Na manhã da demissão de Moro, um general da ativa disse à coluna que estava “pessimista” em relação ao futuro do governo. Outro resolveu lembrar o gesto do então comandante do Exército, Edson Leal Pujol, que, preocupado com a covid-19, dias antes estendera o cotovelo para o presidente que tentava apertar a sua mão em meio à cerimônia de posse do comandante militar do Sul, general Valério Stumpf. A cena irritou Bolsonaro, que não havia engolido o fato de um dia Pujol tê-lo chamado de “político peculiar”.
A pandemia, que estava apenas em seu começo, colecionaria entre suas vítimas um dos protagonistas daquela cerimônia no Comando Militar do Sul, o general Antonio Miotto, que entregara o cargo a Stumpf. Os militares jamais entenderam por que Bolsonaro jamais visitou um hospital para parabenizar médicos e se compadecer com os doentes e seus familiares. Em vez disso, a Nação o ouviu dizer com desdém: “Eu não sou coveiro”. Depois de mais de 600 mil mortos, o relatório da CPI da Covid tentou mostrar que Bolsonaro foi justamente o que negou ser.
Mas o tempo passou, e as crises se sucederam. O general Eduardo Pazuello se tornou ministro da Saúde, faltou oxigênio em Manaus – um colossal descaso logístico apontado por especialistas militares à coluna –, e veio o comício em que o presidente convidou o general da ativa para saudá-lo no palanque no Rio, pouco depois da demissão de Pujol e dos demais comandantes militares. A ausência de punição de Pazuello pelo ato de indisciplina poupou a cabeça do atual comandante, general Paulo Sérgio de Oliveira, mas se tornou um vitória de Pirro para o presidente. Bolsonaro ganhou a batalha, mas perdeu seu Exército.

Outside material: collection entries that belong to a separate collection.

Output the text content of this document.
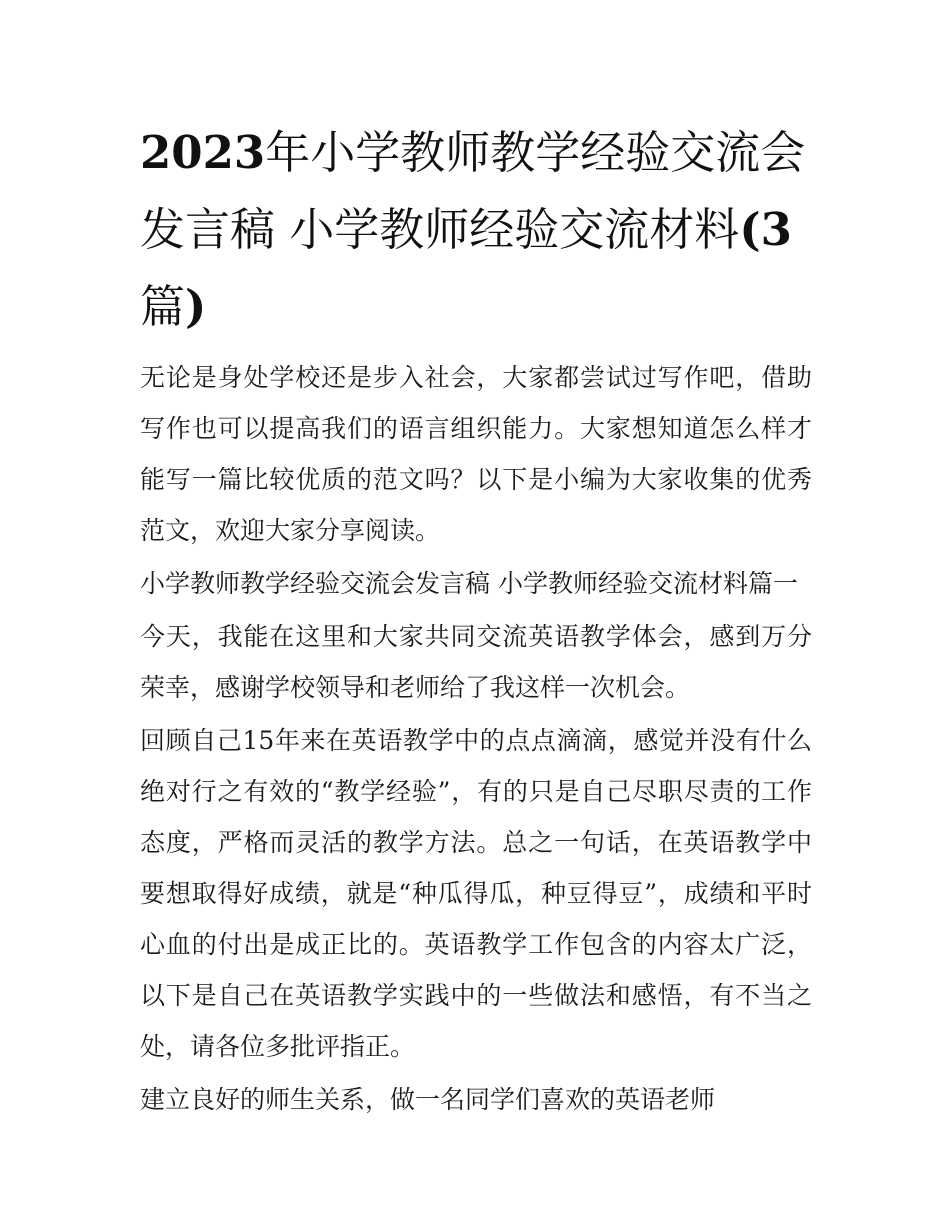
2023年小学教师教学经验交流会发言稿 小学教师经验交流材料(3篇)

无论是身处学校还是步入社会，大家都尝试过写作吧，借助写作也可以提高我们的语言组织能力。大家想知道怎么样才能写一篇比较优质的范文吗？以下是小编为大家收集的优秀范文，欢迎大家分享阅读。

小学教师教学经验交流会发言稿 小学教师经验交流材料篇一

今天，我能在这里和大家共同交流英语教学体会，感到万分荣幸，感谢学校领导和老师给了我这样一次机会。

回顾自己15年来在英语教学中的点点滴滴，感觉并没有什么绝对行之有效的“教学经验”，有的只是自己尽职尽责的工作态度，严格而灵活的教学方法。总之一句话，在英语教学中要想取得好成绩，就是“种瓜得瓜，种豆得豆”，成绩和平时心血的付出是成正比的。英语教学工作包含的内容太广泛，以下是自己在英语教学实践中的一些做法和感悟，有不当之处，请各位多批评指正。

建立良好的师生关系，做一名同学们喜欢的英语老师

O que antes era manifestação de uma parte dos oficiais superiores, desconfiados pelos rumos de um governo que eles majoritariamente sufragaram em 2018, transformou-se em torcida pelo surgimento de uma candidatura viável da chamada terceira via. O primeiro desejo foi que o vice-presidente, Hamilton Mourão, pudesse ocupar esse espaço. Mas a relutância de concorrer contra Bolsonaro, fez com que pouco a pouco os olhares se deslocassem para outros possíveis candidatos, como o presidente do Senado, Rodrigo Pacheco (PSD-MG).
O surgimento de Moro, como um nome viável eleitoralmente e decidido a concorrer contra sua nêmesis – Lula – e seu ex-chefe – Bolsonaro –, voltou a movimentar agora as águas das casernas. “O que eu não quero é a polarização entre Bolsonaro e Lula, que não vai ajudar em nada o Brasil. Olho para as outras candidaturas válidas e, dessas, se o Moro confirmar a sua presença na disputa, vou nessa. Vou apoiá-lo. Se o Moro se candidatar eu vou apoiar. De todas as opções, neste momento, estou com o Moro”, afirmou o general Santos Cruz à coluna.
Nenhum segredo. Há muito ele e outros militares nutrem relações e simpatias pelos magistrados que de alguma forma tiveram seus nomes ligados às decisões da Lava Jato. Esse é o caso também do desembargador Thompson Flores, que presidiu o Tribunal Regional Federal-4 (TRF-4) entre 2017 e 2019, tempo em que o tribunal julgava os processos de Lula. Se dependesse de Mourão e outros, Flores seria ministro da Justiça ou ministro do Supremo Tribunal Federal (STF), como fora o seu avô, Carlos Thompson Flores.
Assim, Santos Cruz deixa claro que, em um segundo turno, apoiará qualquer candidatura que rompa a “polarização”. O ex-companheiro de ministério de Moro verbaliza ainda apenas o que outros generais já disseram: torcem por Moro ou por algum outro candidato da terceira via. Esse é o caso também do general Paulo Chagas, que foi candidato ao governo do Distrito Federal em 2018. Assim também pensa a maioria dos generais e coronéis da ativa ouvidos pela coluna. Moro, no entanto, representa para todos a possibilidade de pôr um “sonho” nos trilhos: o trem descarrilado dos militares quer provar que sua carga só não salvou o País pela condução desastrosa do maquinista Jair Bolsonaro”.